Mechanical Reinforcement
The process by which a root system acts like a fiber-reinforced mesh to hold soil together and prevent erosion.
Patty Rice (Japan)
A crop system where root-induced soil cracking is used to manage field drainage and facilitate harvesting.
Stomata
Small openings on leaf surfaces that release 99% of water taken up by the root back into the atmosphere via transpiration.
Cassini-Huygens Probe
A spacecraft that landed on Titan and used a penetrometer to characterize the moon's surface as a 'soft surface.'
Titan
A moon of Saturn where a penetrometer recorded a resistance drop-off indicating a soft surface upon landing.
Austin Allegro
A vehicle example used to illustrate low-level mechanical stress on soil compared to heavy modern machinery.
Hummer
A vehicle example used to illustrate high-level mechanical stress on soil profile.
Capillarity
The physical mechanism that holds water under suction within soil pores.
Incompressible
A property of water that explains why soil compaction primarily removes air rather than water from the pore space.
$1.5\,MPa$ threshold
The standard value for drought stress and the permanent wilting point for plant roots.
Barley Exudates
Compounads that act like surfactants to pull water out of the soil, unlike maize exudates which tend to store water.
Root Tip Stress
Radial stress experienced by the plant root when it hits a solid soil boundary and must push forward.
Axial Pressure
The pressure exerted by the root along its length, which helps open cracks and pores in the soil.
Soil Aggregation
The binding together of soil particles into stable structures, often fueled by root exudates and microbial activity.
Rhizosphere Biodiversiy
Recognized as the most biodiverse habitat on Earth, fueled by carbon and nutrients from rhizo-deposits.
Root Strength
The material property of roots, which are stronger than nylon and nearly as strong as bone.

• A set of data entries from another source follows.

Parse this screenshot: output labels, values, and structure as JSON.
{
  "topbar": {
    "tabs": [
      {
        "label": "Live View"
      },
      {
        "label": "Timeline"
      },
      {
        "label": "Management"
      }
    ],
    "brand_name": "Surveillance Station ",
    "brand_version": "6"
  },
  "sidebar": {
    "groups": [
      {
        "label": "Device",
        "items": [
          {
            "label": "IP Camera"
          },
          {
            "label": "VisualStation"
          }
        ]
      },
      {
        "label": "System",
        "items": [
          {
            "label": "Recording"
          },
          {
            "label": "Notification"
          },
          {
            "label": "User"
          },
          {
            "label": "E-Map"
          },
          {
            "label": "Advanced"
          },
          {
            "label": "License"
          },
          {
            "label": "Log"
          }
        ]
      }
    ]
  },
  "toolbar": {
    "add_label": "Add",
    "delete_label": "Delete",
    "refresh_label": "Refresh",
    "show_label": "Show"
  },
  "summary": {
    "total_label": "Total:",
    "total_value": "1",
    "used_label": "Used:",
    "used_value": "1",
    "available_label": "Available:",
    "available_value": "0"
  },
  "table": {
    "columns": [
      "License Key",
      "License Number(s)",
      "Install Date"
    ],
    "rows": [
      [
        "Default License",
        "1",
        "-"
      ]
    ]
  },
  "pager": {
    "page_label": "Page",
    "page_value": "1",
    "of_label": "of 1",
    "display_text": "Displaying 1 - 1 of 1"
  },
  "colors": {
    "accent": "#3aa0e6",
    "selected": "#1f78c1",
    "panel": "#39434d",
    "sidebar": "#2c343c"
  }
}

Tillage Specific Varieties
The concept of breeding different crop varieties optimized for either plowing or zero-tillage soil structures.
Net Primary Productivity
The production of biomass from vegetation, which typically plateaus or drops in anaerobic (waterlogged) or drought conditions.
Synchrotron Facility (Zurich)
The site where sub-micrometer resolution imaging of maize roots growing through soil was conducted.
1980s Electric Synth Band
A joke answer once used by the lecturer for the definition of 'field capacity' in a first-year final exam.